SECTION_READY:{"sectionIndex":1,"docIndex":1,"title":"Executive Summary"}
TASK_LIST_READY:[{"title":"Section 1","docNumber":1,"referenceFile":"doc01.md"}, ...]
const markerIdx = fullContent.lastIndexOf("\nSECTION_READY:");
if (markerIdx !== -1) {
const before = fullContent.slice(0, markerIdx).trim();
const markerLine = fullContent.slice(markerIdx + "\nSECTION_READY:".length).split("\n")[0].trim();
const markerData = JSON.parse(markerLine);
return { content: before, markerData };
}
Default port 3333 avoids conflicts with common local services. The working folder is created at runtime — mount a volume there to persist sessions across deploys.
FROM ubuntu:24.04
RUN apt-get update && apt-get install -y curl ca-certificates git \
&& rm -rf /var/lib/apt/lists/*
RUN curl -fsSL https://deb.nodesource.com/setup_22.x | bash - \
&& apt-get install -y nodejs
RUN npm install -g @anthropic-ai/claude-code
WORKDIR /app
COPY package*.json ./
RUN npm ci --omit=dev
COPY src/ ./src/
COPY public/ ./public/
COPY skills/ ./skills/
COPY agent.md ./agent.md
EXPOSE 3333
ENV NODE_ENV=production
CMD ["node", "src/server.js"]
{
"name": "my-headless-app",
"type": "module",
"scripts": {
"start": "node src/server.js",
"dev": "node --watch src/server.js"
},
"dependencies": {
"express": "^5.1.0"
}
}
// No build step. No TypeScript. No bundler.
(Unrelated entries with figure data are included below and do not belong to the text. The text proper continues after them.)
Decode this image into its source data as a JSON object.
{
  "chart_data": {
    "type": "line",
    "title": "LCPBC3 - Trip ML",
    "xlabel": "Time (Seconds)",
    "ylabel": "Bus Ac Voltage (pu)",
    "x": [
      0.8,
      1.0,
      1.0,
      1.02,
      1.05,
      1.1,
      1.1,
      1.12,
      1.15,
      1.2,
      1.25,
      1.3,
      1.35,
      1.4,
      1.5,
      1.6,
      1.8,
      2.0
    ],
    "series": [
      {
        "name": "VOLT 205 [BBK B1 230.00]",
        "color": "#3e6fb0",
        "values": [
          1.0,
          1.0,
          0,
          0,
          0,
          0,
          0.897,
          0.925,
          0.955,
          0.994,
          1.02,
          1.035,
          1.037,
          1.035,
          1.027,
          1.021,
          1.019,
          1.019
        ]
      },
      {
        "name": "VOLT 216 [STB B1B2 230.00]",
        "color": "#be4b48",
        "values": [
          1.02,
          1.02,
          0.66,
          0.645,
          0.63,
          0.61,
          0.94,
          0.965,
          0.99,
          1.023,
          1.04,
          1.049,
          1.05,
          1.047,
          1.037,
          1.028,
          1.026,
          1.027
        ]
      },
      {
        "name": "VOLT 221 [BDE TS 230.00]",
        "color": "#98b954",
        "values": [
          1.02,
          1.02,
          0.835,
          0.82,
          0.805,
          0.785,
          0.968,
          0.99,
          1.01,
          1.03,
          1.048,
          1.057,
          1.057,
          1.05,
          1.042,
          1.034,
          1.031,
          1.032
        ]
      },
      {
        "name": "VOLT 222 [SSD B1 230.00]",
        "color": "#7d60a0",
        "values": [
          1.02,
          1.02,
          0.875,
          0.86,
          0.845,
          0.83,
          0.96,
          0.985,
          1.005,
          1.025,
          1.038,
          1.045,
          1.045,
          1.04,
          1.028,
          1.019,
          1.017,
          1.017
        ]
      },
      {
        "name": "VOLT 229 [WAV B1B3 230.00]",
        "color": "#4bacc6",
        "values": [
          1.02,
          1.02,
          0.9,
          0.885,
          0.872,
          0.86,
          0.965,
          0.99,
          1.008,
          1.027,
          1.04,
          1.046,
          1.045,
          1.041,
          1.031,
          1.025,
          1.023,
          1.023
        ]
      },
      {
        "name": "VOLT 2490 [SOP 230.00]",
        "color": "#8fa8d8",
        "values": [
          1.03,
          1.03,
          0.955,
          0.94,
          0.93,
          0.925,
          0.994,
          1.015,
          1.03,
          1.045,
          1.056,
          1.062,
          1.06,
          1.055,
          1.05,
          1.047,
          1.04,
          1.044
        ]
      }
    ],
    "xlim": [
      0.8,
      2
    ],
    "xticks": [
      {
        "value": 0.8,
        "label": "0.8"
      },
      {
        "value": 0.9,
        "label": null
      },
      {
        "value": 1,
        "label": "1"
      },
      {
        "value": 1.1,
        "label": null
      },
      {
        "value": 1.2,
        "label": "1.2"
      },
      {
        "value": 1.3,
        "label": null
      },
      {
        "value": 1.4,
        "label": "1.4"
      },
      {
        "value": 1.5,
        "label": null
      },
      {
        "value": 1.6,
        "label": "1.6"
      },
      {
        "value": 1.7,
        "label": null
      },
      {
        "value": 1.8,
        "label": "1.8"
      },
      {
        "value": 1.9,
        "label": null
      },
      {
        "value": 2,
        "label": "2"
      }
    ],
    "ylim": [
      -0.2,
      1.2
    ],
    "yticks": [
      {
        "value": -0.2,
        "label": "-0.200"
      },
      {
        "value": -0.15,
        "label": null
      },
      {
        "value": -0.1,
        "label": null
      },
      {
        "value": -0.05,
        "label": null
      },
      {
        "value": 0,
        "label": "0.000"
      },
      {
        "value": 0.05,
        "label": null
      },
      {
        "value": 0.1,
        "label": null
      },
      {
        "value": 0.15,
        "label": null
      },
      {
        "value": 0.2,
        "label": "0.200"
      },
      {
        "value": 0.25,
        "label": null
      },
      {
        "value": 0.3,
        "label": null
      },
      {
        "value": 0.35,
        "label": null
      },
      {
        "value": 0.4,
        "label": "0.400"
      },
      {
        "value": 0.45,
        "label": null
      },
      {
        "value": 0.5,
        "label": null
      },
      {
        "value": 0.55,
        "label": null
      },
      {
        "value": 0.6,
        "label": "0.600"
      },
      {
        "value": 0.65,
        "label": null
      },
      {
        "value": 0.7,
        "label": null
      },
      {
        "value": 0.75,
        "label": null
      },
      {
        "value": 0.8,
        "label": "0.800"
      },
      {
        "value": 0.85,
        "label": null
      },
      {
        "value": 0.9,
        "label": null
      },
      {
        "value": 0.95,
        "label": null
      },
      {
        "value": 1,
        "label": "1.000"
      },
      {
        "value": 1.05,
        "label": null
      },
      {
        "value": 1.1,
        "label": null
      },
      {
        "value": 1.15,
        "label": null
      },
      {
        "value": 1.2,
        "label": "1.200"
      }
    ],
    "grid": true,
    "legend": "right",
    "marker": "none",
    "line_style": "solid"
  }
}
// Add dependencies only as genuinely needed.
// marked (for Markdown rendering) via CDN — not npm.
Grid: 1fr 420px. Left = domain controls/content. Right = chat pane (header + messages + composer). Chat is always visible.
Every chat header has a "Copy CLI Resume" button that copies claude --resume <sessionId> to clipboard — so users can continue in terminal.
Append a pending bubble before the API call completes, then update it as deltas stream in. CSS ::after spinner on .message.pending.
All views in one HTML file. showView(name) hides all .view elements, shows the target. No router needed.
Files encoded as base64 JSON (not multipart). Keeps the API consistent — everything is JSON POST. Backend receives { files: [{ name, data }] }.
Users highlight text in rendered content to attach targeted feedback. Collected as pendingFeedbacks[], sent with the next chat message.